欧州の帝国主義をけん制しながら米国は大陸内での領土拡張のため、先住民族の絶滅とメキシコからの領土獲得に取り掛かる。先住民の抵抗を押しのけて広大な大地を西へ開拓し、1847年までにメキシコからテキサスやカリフォルニアを獲得、そこで太平洋の先に目を向けた。
1853年のペリーによる黒船来航は、清国との貿易や捕鯨のための寄港地を確保する目的だったが、南北戦争が起きたため、そこでいったん途切れ、しかし1890年に先住民族を完全に征服すると、米国は「フロンティア消滅」を宣言し、海外の植民地化に取り掛かかった。
1897年にハワイを併合、1898年にはスペインと戦ってキューバやグアム、フィリッピンを植民地にする。もはやこの時点での米国を「モンロー主義」と呼ぶことは出来ないと思うが、それでも米国は「モンロー主義は変わらない」と言う。つまり何であれ自国の国益を最優先にすることが米国の原則なのである。
また米国の初代大統領ジョージ・ワシントンは「世界のどの国とも永久的同盟を結ばないでいくことこそ、我々の真の国策である」と述べている。
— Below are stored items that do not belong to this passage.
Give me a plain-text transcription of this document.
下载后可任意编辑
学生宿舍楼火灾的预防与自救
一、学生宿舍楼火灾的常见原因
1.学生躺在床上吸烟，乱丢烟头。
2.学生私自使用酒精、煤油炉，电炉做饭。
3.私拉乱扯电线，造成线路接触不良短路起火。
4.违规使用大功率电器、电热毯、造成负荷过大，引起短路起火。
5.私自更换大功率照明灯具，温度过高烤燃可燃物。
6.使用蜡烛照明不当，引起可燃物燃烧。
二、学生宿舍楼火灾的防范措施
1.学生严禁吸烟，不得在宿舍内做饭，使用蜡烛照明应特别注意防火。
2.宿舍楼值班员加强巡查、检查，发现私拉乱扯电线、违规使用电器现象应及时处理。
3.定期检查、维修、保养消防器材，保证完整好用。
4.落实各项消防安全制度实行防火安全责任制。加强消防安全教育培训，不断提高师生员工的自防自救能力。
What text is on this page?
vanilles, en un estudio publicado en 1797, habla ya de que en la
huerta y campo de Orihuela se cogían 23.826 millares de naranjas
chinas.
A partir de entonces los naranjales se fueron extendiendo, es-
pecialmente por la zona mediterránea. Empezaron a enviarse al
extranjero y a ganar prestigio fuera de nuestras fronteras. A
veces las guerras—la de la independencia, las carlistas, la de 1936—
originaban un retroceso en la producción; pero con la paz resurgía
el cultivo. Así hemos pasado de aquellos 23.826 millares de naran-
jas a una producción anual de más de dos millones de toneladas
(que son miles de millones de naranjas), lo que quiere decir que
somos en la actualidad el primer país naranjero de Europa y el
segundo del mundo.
国益になれば他国を助けるが、ならなければ助けない。そして同盟関係には左右されずに国益を追求するのが米国の原則ということになる。
従って日本政府が何につけ「日米の同盟関係に揺るぎはない」とか「同盟関係は盤石である」と言うのを聞くとフーテンは逆に不安になる。米国政府が考えていることと日本政府が考えていることの間に大きな隙間があるのではないかと思えるからだ。